Single by Gente de Zona featuring Marc Anthony

from the album Visualízate
- Released: April 30, 2015
- Genre: Latin pop
- Length: 3:23
- Label: Sony Music Entertainment US Latin
- Songwriters: Alexander Delgado Hernández, Randy Malcolm, Arbise González
- Producer: Motiff

Gente de Zona singles chronology
| "Piensas (Dile la Verdad)" (2014) | "La Gozadera" (2015) | "Traidora" (2015) |

Marc Anthony singles chronology
| "Yo También" (2014) | "La Gozadera" (2015) | "Traidora" (2015) |

Music video
- "La Gozadera" on YouTube

= La Gozadera =

2015 single by Gente de Zona

"La Gozadera" (Spanish term meaning a "good time" or "party") is a song by Cuban duo Gente de Zona as the lead single for their third studio album Visualízate. Featuring American singer Marc Anthony, it was released on April 30, 2015, by Sony Music Latin. The music video for the song was nominated in the Videoclip Awards 2016, The music video was directed by Alejandro Pérez and filmed in Cuba while the scenes with Marc Anthony were filmed in the Dominican Republic. The song was produced by Motiff, a salsa version was also recorded which was produced by Sergio George. As of May 2025, the video has received over 1.6 billion views on YouTube.

The official remix features American rapper Pitbull.

“La Gozadera” was revealed as the official song of the 2021 Copa América tournament, with the song itself being a customized version featuring Copa América-related lyrics.

==Charts==

===Weekly charts===

| Chart (2015–16) | Peak position |
|---|---|
| Belgium (Ultratip Bubbling Under Flanders) | 55 |
| Belgium (Ultratip Bubbling Under Wallonia) | 47 |
| France (SNEP) | 124 |
| Italy (FIMI) | 92 |
| Netherlands (Dutch Tipparade 40) | 3 |
| Netherlands (Single Tip) | 4 |
| Portugal (AFP) | 46 |
| Romania (Romanian Top 100) | 8 |
| Spain (Promusicae) | 1 |
| Switzerland (Schweizer Hitparade) | 34 |
| US Hot Latin Songs (Billboard) | 2 |
| US Latin Pop Airplay (Billboard) | 3 |
| US Latin Airplay (Billboard) | 1 |
| US Latin Rhythm Airplay (Billboard) | 1 |
| US Tropical Airplay (Billboard) | 1 |

===Year-end charts===

| Chart (2015) | Position |
|---|---|
| Spain (PROMUSICAE) | 4 |
| US Hot Latin Songs (Billboard) | 7 |

| Chart (2016) | Position |
|---|---|
| Spain (PROMUSICAE) | 44 |

==Certifications==

| Region | Certification | Certified units/sales |
| Italy (FIMI) | Platinum | 50,000^{‡} |
| Mexico (AMPROFON) | Diamond+2× Platinum+Gold | 450,000^{‡} |
| Poland (ZPAV) | Gold | 25,000^{‡} |
| Spain (Promusicae) | 6× Platinum | 360,000^{‡} |
| United States (RIAA) | 12× Platinum (Latin) | 720,000^{‡} |
^{‡} Sales+streaming figures based on certification alone.

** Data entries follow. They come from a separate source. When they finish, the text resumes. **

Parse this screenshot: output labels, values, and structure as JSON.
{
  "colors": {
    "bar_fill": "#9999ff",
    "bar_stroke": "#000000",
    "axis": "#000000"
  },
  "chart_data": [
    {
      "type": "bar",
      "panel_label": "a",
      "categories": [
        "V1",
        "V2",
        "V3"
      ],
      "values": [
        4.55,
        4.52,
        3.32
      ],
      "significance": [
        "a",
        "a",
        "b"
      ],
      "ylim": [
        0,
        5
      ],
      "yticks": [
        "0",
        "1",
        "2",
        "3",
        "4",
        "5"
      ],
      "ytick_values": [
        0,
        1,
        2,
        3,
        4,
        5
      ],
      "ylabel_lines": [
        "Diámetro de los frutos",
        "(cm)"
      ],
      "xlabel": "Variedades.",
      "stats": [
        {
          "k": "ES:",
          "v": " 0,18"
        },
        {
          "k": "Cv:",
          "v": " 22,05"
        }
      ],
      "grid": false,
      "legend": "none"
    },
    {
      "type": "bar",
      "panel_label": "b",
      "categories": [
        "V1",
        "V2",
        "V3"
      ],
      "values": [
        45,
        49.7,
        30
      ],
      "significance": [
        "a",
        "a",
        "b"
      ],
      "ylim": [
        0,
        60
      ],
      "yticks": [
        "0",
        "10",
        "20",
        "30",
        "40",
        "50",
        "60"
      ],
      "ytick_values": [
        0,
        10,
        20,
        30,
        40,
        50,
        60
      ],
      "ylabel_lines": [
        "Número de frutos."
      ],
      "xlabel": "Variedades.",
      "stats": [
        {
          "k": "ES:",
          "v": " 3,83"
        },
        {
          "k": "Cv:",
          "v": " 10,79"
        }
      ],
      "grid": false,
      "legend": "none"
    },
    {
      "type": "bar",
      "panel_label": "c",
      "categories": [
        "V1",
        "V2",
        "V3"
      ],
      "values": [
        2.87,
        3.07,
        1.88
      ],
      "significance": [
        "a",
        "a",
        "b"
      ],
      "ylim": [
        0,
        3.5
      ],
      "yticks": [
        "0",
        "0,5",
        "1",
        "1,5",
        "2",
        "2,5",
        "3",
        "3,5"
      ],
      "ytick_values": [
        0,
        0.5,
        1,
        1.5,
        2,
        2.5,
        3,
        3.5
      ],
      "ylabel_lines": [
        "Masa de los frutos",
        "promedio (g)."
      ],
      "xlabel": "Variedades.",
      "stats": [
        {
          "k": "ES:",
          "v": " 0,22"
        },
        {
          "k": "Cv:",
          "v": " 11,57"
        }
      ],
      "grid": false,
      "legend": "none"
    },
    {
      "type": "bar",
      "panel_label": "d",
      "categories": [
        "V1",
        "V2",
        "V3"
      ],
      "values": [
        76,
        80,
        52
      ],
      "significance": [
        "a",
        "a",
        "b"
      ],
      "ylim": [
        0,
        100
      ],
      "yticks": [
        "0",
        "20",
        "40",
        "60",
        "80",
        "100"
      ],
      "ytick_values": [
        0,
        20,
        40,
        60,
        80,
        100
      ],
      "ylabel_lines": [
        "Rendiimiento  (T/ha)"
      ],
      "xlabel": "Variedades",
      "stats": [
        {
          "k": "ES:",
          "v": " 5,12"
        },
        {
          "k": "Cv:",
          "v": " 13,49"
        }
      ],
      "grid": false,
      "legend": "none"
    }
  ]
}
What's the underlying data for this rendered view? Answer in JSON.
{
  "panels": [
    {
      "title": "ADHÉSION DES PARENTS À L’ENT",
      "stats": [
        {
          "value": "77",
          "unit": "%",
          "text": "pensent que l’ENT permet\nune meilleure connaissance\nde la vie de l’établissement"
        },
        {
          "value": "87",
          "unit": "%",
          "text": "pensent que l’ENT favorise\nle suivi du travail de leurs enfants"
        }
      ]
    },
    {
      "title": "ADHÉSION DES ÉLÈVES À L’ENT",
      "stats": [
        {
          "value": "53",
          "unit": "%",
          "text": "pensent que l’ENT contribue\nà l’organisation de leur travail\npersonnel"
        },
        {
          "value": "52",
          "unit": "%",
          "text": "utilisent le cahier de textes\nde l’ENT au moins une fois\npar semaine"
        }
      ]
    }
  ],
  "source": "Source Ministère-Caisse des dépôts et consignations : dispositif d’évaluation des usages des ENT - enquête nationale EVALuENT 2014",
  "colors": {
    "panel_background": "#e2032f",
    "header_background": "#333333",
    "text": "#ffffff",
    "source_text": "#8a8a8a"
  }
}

==Awards and nominations==

| Year | Ceremony | Award | Result |
|---|---|---|---|
| 2015 | Latin American Music Awards | Favorite Tropical Song | Won |
| 2016 | Lo Nuestro Awards | Video of the Year | Nominated |

==In other media==
"La Gozadera" was featured in a 2017 Chilean animated film Condorito: La Película.

In 2021, in conjunction with that year's Copa América, the remix version, which was the official song of the event, was released. This version has some changes from the original lyrics, with the goal of mentioning only the countries participating in the competition.